Mocking the conservative position on gay marriage, however, since the concept represents such a significant cultural shift, virtually betrays an ignorance by liberals about the role of religious faith in a person's life.  Suffice it to say that marriage isn't even a political or governmental institution; it is an institution created by God for His people.  The fact that heathens are even allowed to co-opt it for themselves comes from the grace God's people have displayed in allowing governments to use marriage as the convenient regulator for societies that God knew it would be.  If we evangelicals could pragmatically revoke any government's unwritten franchise on marriage, we should.  But we can't, so we argue for its integrity instead.

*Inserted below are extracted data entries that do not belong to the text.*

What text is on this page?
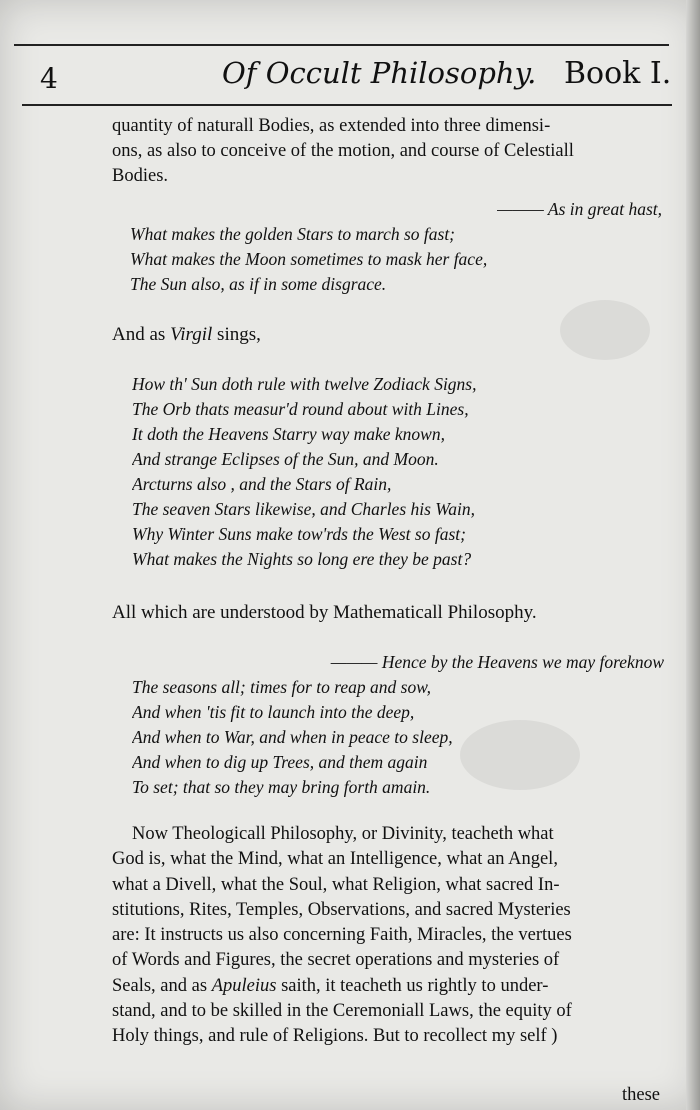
4	Of Occult Philosophy. Book I.
quantity of naturall Bodies, as extended into three dimensi-
ons, as also to conceive of the motion, and course of Celestiall
Bodies.
——— As in great hast,
What makes the golden Stars to march so fast;
What makes the Moon sometimes to mask her face,
The Sun also, as if in some disgrace.
And as Virgil sings,
How th' Sun doth rule with twelve Zodiack Signs,
The Orb thats measur'd round about with Lines,
It doth the Heavens Starry way make known,
And strange Eclipses of the Sun, and Moon.
Arcturns also , and the Stars of Rain,
The seaven Stars likewise, and Charles his Wain,
Why Winter Suns make tow'rds the West so fast;
What makes the Nights so long ere they be past?
All which are understood by Mathematicall Philosophy.
——— Hence by the Heavens we may foreknow
The seasons all; times for to reap and sow,
And when 'tis fit to launch into the deep,
And when to War, and when in peace to sleep,
And when to dig up Trees, and them again
To set; that so they may bring forth amain.
Now Theologicall Philosophy, or Divinity, teacheth what
God is, what the Mind, what an Intelligence, what an Angel,
what a Divell, what the Soul, what Religion, what sacred In-
stitutions, Rites, Temples, Observations, and sacred Mysteries
are: It instructs us also concerning Faith, Miracles, the vertues
of Words and Figures, the secret operations and mysteries of
Seals, and as Apuleius saith, it teacheth us rightly to under-
stand, and to be skilled in the Ceremoniall Laws, the equity of
Holy things, and rule of Religions. But to recollect my self )
these
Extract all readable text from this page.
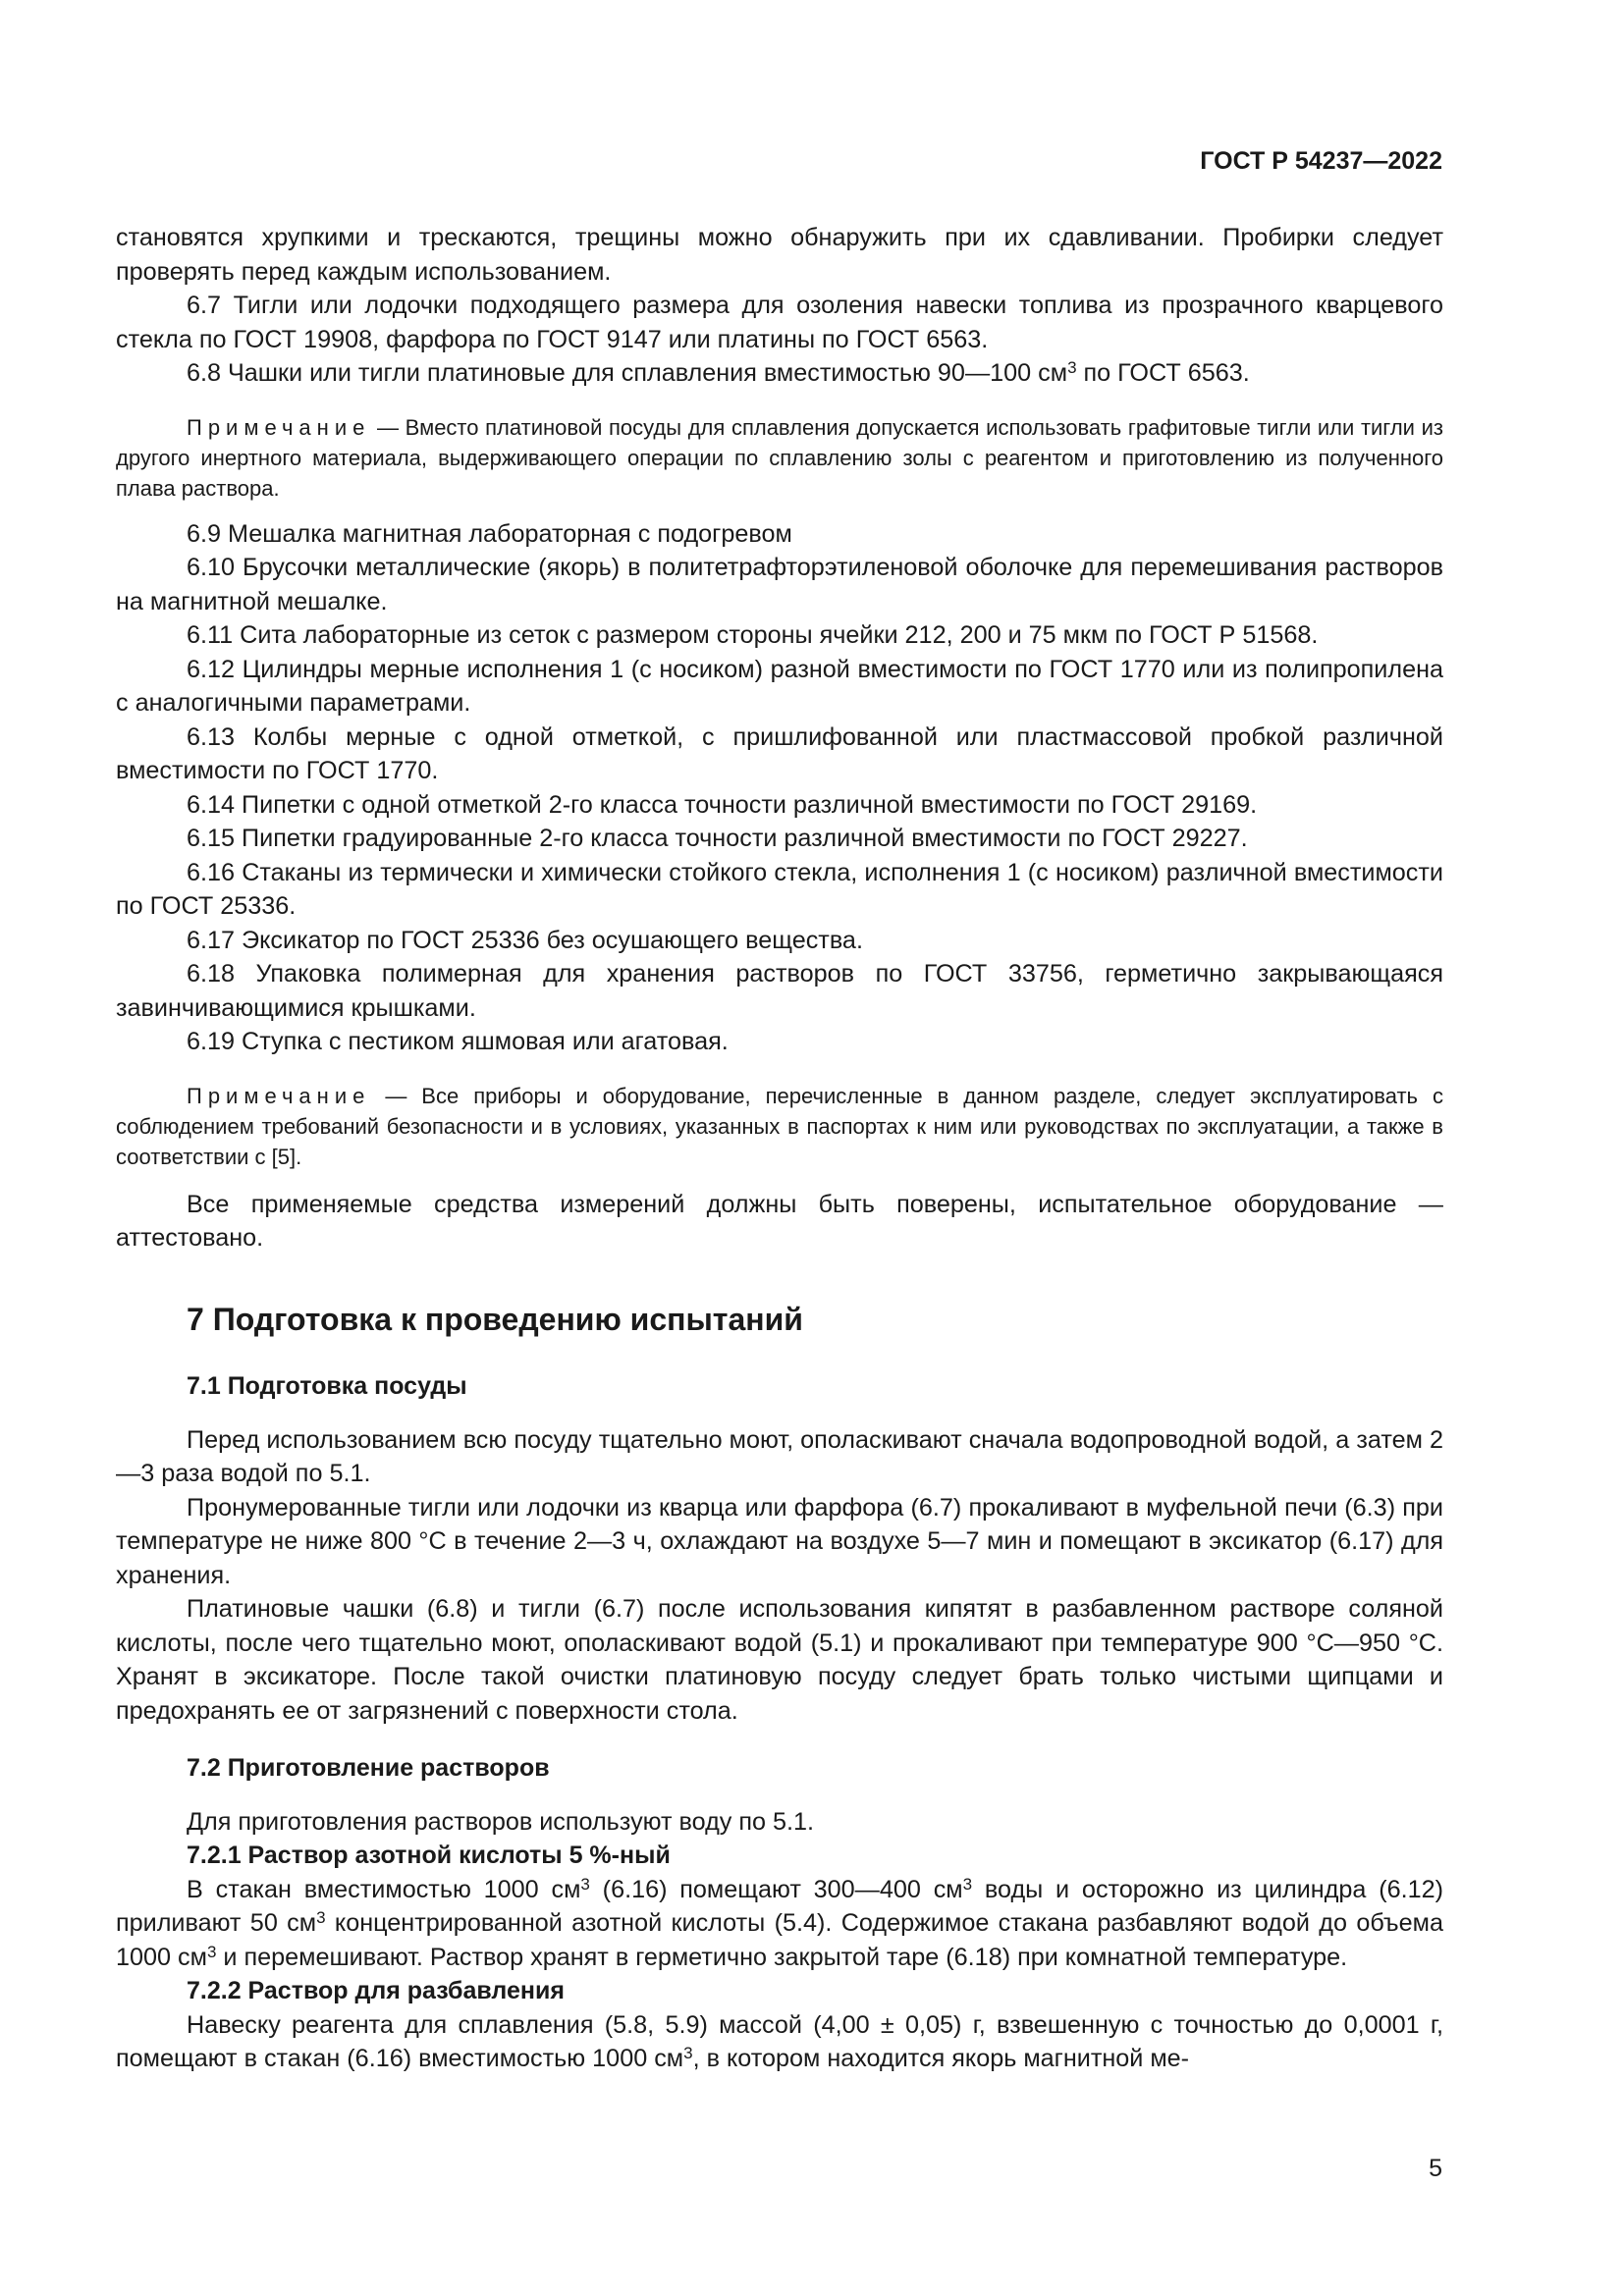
ГОСТ Р 54237—2022

становятся хрупкими и трескаются, трещины можно обнаружить при их сдавливании. Пробирки следует проверять перед каждым использованием.

6.7 Тигли или лодочки подходящего размера для озоления навески топлива из прозрачного кварцевого стекла по ГОСТ 19908, фарфора по ГОСТ 9147 или платины по ГОСТ 6563.

6.8 Чашки или тигли платиновые для сплавления вместимостью 90—100 $см^3$ по ГОСТ 6563.

Примечание — Вместо платиновой посуды для сплавления допускается использовать графитовые тигли или тигли из другого инертного материала, выдерживающего операции по сплавлению золы с реагентом и приготовлению из полученного плава раствора.

6.9 Мешалка магнитная лабораторная с подогревом

6.10 Брусочки металлические (якорь) в политетрафторэтиленовой оболочке для перемешивания растворов на магнитной мешалке.

6.11 Сита лабораторные из сеток с размером стороны ячейки 212, 200 и 75 мкм по ГОСТ Р 51568.

6.12 Цилиндры мерные исполнения 1 (с носиком) разной вместимости по ГОСТ 1770 или из полипропилена с аналогичными параметрами.

6.13 Колбы мерные с одной отметкой, с пришлифованной или пластмассовой пробкой различной вместимости по ГОСТ 1770.

6.14 Пипетки с одной отметкой 2-го класса точности различной вместимости по ГОСТ 29169.

6.15 Пипетки градуированные 2-го класса точности различной вместимости по ГОСТ 29227.

6.16 Стаканы из термически и химически стойкого стекла, исполнения 1 (с носиком) различной вместимости по ГОСТ 25336.

6.17 Эксикатор по ГОСТ 25336 без осушающего вещества.

6.18 Упаковка полимерная для хранения растворов по ГОСТ 33756, герметично закрывающаяся завинчивающимися крышками.

6.19 Ступка с пестиком яшмовая или агатовая.

Примечание — Все приборы и оборудование, перечисленные в данном разделе, следует эксплуатировать с соблюдением требований безопасности и в условиях, указанных в паспортах к ним или руководствах по эксплуатации, а также в соответствии с [5].

Все применяемые средства измерений должны быть поверены, испытательное оборудование — аттестовано.

7 Подготовка к проведению испытаний

7.1 Подготовка посуды

Перед использованием всю посуду тщательно моют, ополаскивают сначала водопроводной водой, а затем 2—3 раза водой по 5.1.

Пронумерованные тигли или лодочки из кварца или фарфора (6.7) прокаливают в муфельной печи (6.3) при температуре не ниже 800 °С в течение 2—3 ч, охлаждают на воздухе 5—7 мин и помещают в эксикатор (6.17) для хранения.

Платиновые чашки (6.8) и тигли (6.7) после использования кипятят в разбавленном растворе соляной кислоты, после чего тщательно моют, ополаскивают водой (5.1) и прокаливают при температуре 900 °С—950 °С. Хранят в эксикаторе. После такой очистки платиновую посуду следует брать только чистыми щипцами и предохранять ее от загрязнений с поверхности стола.

7.2 Приготовление растворов

Для приготовления растворов используют воду по 5.1.

7.2.1 Раствор азотной кислоты 5 %-ный

В стакан вместимостью 1000 $см^3$ (6.16) помещают 300—400 $см^3$ воды и осторожно из цилиндра (6.12) приливают 50 $см^3$ концентрированной азотной кислоты (5.4). Содержимое стакана разбавляют водой до объема 1000 $см^3$ и перемешивают. Раствор хранят в герметично закрытой таре (6.18) при комнатной температуре.

7.2.2 Раствор для разбавления

Навеску реагента для сплавления (5.8, 5.9) массой (4,00 ± 0,05) г, взвешенную с точностью до 0,0001 г, помещают в стакан (6.16) вместимостью 1000 $см^3$, в котором находится якорь магнитной ме-

5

Oh - and heterosexual marriage isn't championed just by Republicans and evangelicals.  Catholic Democrats tend to support it, too.

So, two out of five.  And that last one, gay marriage, really doesn't belong with the rest, so take it out, and you've got two out of four.  Fifty percent.

Half of your complaints are valid, left-wingers.  See?  We're not as absurd or self-pitying as you want to think we are.